❤️ Das 95% Problem & Emotional Branding
Die unbequeme 95%-Wahrheit über KonsumentInnenverhalten - warum dein ROAS ein Emotionsproblem hat. Plus: Drei Fragen für deine nächsten strategischen Marketingentscheidungen.
Hallo 👋 mein Name ist Florian Schleicher und das ist der FutureStrategies Newsletter. Schön, dass du mitliest 💚
Mich fasziniert seit vielen Jahren eine Frage:
Wie wählen Menschen eine Marke, ohne zu wissen warum?
Sie kaufen nicht nur aus Gewohnheit. Nicht wegen des Preises. Nicht wegen der letzten Kampagne.
Sondern weil irgendetwas, irgendwann, eine Verbindung hergestellt hat.
Lange bevor der Kaufmoment kam.
“Brand is an emotional association.”
Scott Galloway
Das ist die Macht von Branding.
Wie ein Lichtermeer führt uns eine starke Marke durch Entscheidungsprozesse.
Aber ich bemerke, dass diese Macht gerade systematisch unterschätzt wird.
Denn viele Marketingstrategien bauen auf der Annahme auf, dass Menschen Informationen aufnehmen, verarbeiten und dann entscheiden.
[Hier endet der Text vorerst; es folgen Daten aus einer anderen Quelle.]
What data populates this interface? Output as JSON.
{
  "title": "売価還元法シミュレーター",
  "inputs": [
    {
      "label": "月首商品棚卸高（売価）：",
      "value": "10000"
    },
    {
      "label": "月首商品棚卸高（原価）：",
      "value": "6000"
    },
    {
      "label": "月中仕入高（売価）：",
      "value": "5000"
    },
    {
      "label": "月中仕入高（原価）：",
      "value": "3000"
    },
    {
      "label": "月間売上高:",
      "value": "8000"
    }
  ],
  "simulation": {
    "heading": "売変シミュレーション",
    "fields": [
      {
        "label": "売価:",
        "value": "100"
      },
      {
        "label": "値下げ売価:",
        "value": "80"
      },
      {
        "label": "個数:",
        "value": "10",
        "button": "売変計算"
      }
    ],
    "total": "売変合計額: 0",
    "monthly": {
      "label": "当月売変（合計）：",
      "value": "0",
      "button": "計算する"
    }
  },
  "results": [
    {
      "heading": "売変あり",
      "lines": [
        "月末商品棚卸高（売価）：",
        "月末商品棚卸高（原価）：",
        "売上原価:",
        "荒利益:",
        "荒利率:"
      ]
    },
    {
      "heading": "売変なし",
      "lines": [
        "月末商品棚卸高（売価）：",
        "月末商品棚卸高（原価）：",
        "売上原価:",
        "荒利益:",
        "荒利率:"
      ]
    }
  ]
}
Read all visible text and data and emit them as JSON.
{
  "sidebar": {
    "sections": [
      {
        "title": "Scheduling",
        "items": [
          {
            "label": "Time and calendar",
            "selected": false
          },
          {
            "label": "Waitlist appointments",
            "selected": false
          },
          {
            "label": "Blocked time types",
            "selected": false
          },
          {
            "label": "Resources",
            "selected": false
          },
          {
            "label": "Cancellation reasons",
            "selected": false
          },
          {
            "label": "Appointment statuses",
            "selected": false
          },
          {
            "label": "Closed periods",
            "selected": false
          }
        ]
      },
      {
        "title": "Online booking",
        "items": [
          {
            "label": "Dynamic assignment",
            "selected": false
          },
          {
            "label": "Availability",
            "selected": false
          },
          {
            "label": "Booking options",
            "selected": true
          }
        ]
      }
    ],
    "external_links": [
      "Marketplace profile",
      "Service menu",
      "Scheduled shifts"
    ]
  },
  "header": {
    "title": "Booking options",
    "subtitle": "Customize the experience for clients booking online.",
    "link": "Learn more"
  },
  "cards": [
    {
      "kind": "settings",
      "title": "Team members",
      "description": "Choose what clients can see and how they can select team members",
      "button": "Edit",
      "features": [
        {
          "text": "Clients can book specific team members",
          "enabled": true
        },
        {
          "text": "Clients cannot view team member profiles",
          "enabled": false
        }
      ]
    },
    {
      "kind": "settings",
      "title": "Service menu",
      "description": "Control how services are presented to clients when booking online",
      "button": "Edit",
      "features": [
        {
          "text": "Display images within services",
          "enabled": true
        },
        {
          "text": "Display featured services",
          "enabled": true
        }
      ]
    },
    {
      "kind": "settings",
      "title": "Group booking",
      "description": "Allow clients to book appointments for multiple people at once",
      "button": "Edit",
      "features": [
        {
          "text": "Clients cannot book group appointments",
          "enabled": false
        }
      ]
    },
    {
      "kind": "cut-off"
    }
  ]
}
Rational. Bewusst. Logisch.
Die Wissenschaft sagt uns etwas anderes:
🧠 Das Gehirn kauft nicht, was du denkst
Gerald Zaltman, Marketingforscher an der Harvard Business School, hat nach jahrelanger Forschung eine Zahl publiziert, die das einfängt:
95% aller Kaufentscheidungen passieren unbewusst.
Nicht manchmal. Sondern systematisch.
Das bedeutet: Wenn deine Marke ausschließlich auf rationaler Kommunikation aufbaut, erreichst du maximal 5% der Entscheidungsgrundlage deiner Zielgruppe. Die anderen 95% passieren woanders, bevor deine Kampagne überhaupt gesehen wird.
Unser Gehirn hat eine Entscheidung bereits getroffen, bevor der bewusste Verstand überhaupt anfängt, Argumente zu sammeln.
Was das für dein Marketing bedeutet, ist radikal:
Jeder Cent, den du in rationale Überzeugung investierst, also in Features, Vergleiche, Begründungen, kämpft gegen einen Widerstand, der biologisch verankert ist.
Und es gibt noch ein zweites 95% Problem.
Zu jedem gegebenen Zeitpunkt sind bis zu 95% deiner potenziellen KäuferInnen einfach nicht im Markt. Sie kaufen nicht, weil sie gerade nichts brauchen, nicht weil deine Kampagne sie nicht erreicht.
Und du kannst sie nicht durch Überzeugung in den Markt drängen.
Performance-Marketing hat die Aufgabe, jene 5% zu konvertieren, die gerade kaufbereit sind. Das ist sinnvoll und notwendig für jede Marke.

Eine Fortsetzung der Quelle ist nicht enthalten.